Tbilisi unilaterally ditches South Ossetia negotiating format
By Alexander Ward
Wednesday, March 5
Tbilisi sees no point in continuing talks over South Ossetia in the Joint Control Commission (JCC) negotiation format, State Minister for Reintegration Issues Temur Iakobashvili said yesterday.
“We have previously declared and I’ll say it again, that we do not consider the JCC to be a tool that will bring conflict settlement closer,” Iakobashvili told reporters.
He added that Russian special envoy Yuri Popov, who arrived in Tbilisi yesterday to discuss future JCC negotiations, would be received by Georgian officials “only as a Russian diplomat…and not as the JCC co-chairman from Russia.”
The government has long voiced its dissatisfaction with the JCC—which comprises negotiating teams from Georgia, Russia, South Ossetia and North Ossetia—branding it “unfair” and representing a three-to-one bias.

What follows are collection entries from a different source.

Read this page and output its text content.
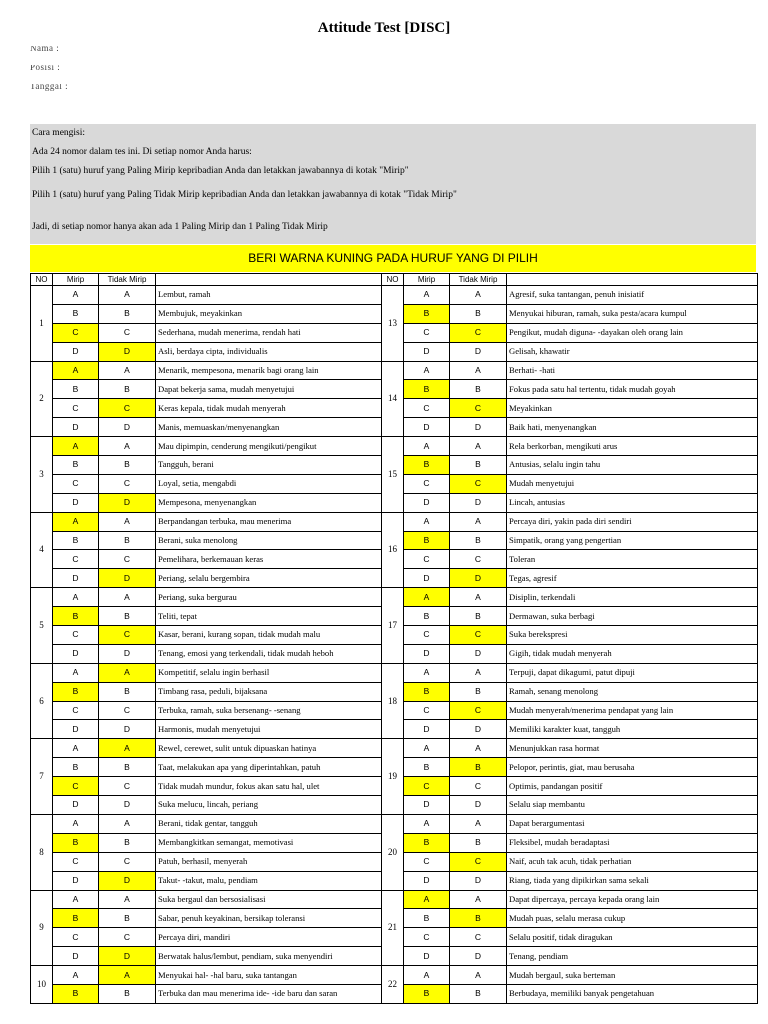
Attitude Test [DISC]
Nama :
Posisi :
Tanggal :
Cara mengisi:
Ada 24 nomor dalam tes ini. Di setiap nomor Anda harus:
Pilih 1 (satu) huruf yang Paling Mirip kepribadian Anda dan letakkan jawabannya di kotak "Mirip"
Pilih 1 (satu) huruf yang Paling Tidak Mirip kepribadian Anda dan letakkan jawabannya di kotak "Tidak Mirip"
Jadi, di setiap nomor hanya akan ada 1 Paling Mirip dan 1 Paling Tidak Mirip
BERI WARNA KUNING PADA HURUF YANG DI PILIH
NO	Mirip	Tidak Mirip		NO	Mirip	Tidak Mirip	
1	A	A	Lembut, ramah	13	A	A	Agresif, suka tantangan, penuh inisiatif
	B	B	Membujuk, meyakinkan		B	B	Menyukai hiburan, ramah, suka pesta/acara kumpul
	C	C	Sederhana, mudah menerima, rendah hati		C	C	Pengikut, mudah diguna- -dayakan oleh orang lain
	D	D	Asli, berdaya cipta, individualis		D	D	Gelisah, khawatir
2	A	A	Menarik, mempesona, menarik bagi orang lain	14	A	A	Berhati- -hati
	B	B	Dapat bekerja sama, mudah menyetujui		B	B	Fokus pada satu hal tertentu, tidak mudah goyah
	C	C	Keras kepala, tidak mudah menyerah		C	C	Meyakinkan
	D	D	Manis, memuaskan/menyenangkan		D	D	Baik hati, menyenangkan
3	A	A	Mau dipimpin, cenderung mengikuti/pengikut	15	A	A	Rela berkorban, mengikuti arus
	B	B	Tangguh, berani		B	B	Antusias, selalu ingin tahu
	C	C	Loyal, setia, mengabdi		C	C	Mudah menyetujui
	D	D	Mempesona, menyenangkan		D	D	Lincah, antusias
4	A	A	Berpandangan terbuka, mau menerima	16	A	A	Percaya diri, yakin pada diri sendiri
	B	B	Berani, suka menolong		B	B	Simpatik, orang yang pengertian
	C	C	Pemelihara, berkemauan keras		C	C	Toleran
	D	D	Periang, selalu bergembira		D	D	Tegas, agresif
5	A	A	Periang, suka bergurau	17	A	A	Disiplin, terkendali
	B	B	Teliti, tepat		B	B	Dermawan, suka berbagi
	C	C	Kasar, berani, kurang sopan, tidak mudah malu		C	C	Suka berekspresi
	D	D	Tenang, emosi yang terkendali, tidak mudah heboh		D	D	Gigih, tidak mudah menyerah
6	A	A	Kompetitif, selalu ingin berhasil	18	A	A	Terpuji, dapat dikagumi, patut dipuji
	B	B	Timbang rasa, peduli, bijaksana		B	B	Ramah, senang menolong
	C	C	Terbuka, ramah, suka bersenang- -senang		C	C	Mudah menyerah/menerima pendapat yang lain
	D	D	Harmonis, mudah menyetujui		D	D	Memiliki karakter kuat, tangguh
7	A	A	Rewel, cerewet, sulit untuk dipuaskan hatinya	19	A	A	Menunjukkan rasa hormat
	B	B	Taat, melakukan apa yang diperintahkan, patuh		B	B	Pelopor, perintis, giat, mau berusaha
	C	C	Tidak mudah mundur, fokus akan satu hal, ulet		C	C	Optimis, pandangan positif
	D	D	Suka melucu, lincah, periang		D	D	Selalu siap membantu
8	A	A	Berani, tidak gentar, tangguh	20	A	A	Dapat berargumentasi
	B	B	Membangkitkan semangat, memotivasi		B	B	Fleksibel, mudah beradaptasi
	C	C	Patuh, berhasil, menyerah		C	C	Naif, acuh tak acuh, tidak perhatian
	D	D	Takut- -takut, malu, pendiam		D	D	Riang, tiada yang dipikirkan sama sekali
9	A	A	Suka bergaul dan bersosialisasi	21	A	A	Dapat dipercaya, percaya kepada orang lain
	B	B	Sabar, penuh keyakinan, bersikap toleransi		B	B	Mudah puas, selalu merasa cukup
	C	C	Percaya diri, mandiri		C	C	Selalu positif, tidak diragukan
	D	D	Berwatak halus/lembut, pendiam, suka menyendiri		D	D	Tenang, pendiam
10	A	A	Menyukai hal- -hal baru, suka tantangan	22	A	A	Mudah bergaul, suka berteman
	B	B	Terbuka dan mau menerima ide- -ide baru dan saran		B	B	Berbudaya, memiliki banyak pengetahuan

Iakobashvili said a new format to replace the JCC should involve representatives from the Tbilisi-backed alternative South Ossetia administration headed by Dmitry Sanakoyev, set up by the government last year.
Moscow and de facto South Ossetian authorities refuse to recognize Sanakoyev’s administration as a legitimate side in the talks, stating that he does not represent the Ossetian people.
No Russian officials were available for comment on whether Russia would accept a change to the JCC framework; in the past, Moscow has maintained that the JCC is the most effective way of conducting conflict talks.
The state minister called for a new “2+2+2” format consisting of negotiators from Tbilisi and Sanakoyev’s administration, Moscow and the de facto South Ossetian authorities, and the OSCE and EU.
Last week Iakobashvili said that Tbilisi had already informed Russia of its proposals.
“New realities have taken shape in the Tskhinvali region, and they require new approaches,” ITAR-TASS quoted him as saying on February 29.
Speaking yesterday Popov said he would hold talks with government officials before heading to the de facto South Ossetian capital Tskhinvali to meet separatist representatives.
“I’ll have consultations with both sides to see how it is possible to move forward the negotiating process,” he told journalists.
The JCC was set up as part of the 1992 Russian-brokered Sochi Agreement and has acted as the main framework for conflict talks ever since.
South Ossetia’s de facto deputy foreign minister, Alan Pliev, said any change in the negotiating format would depend on agreement from all four sides of the JCC, in a statement posted on an official separatist website yesterday.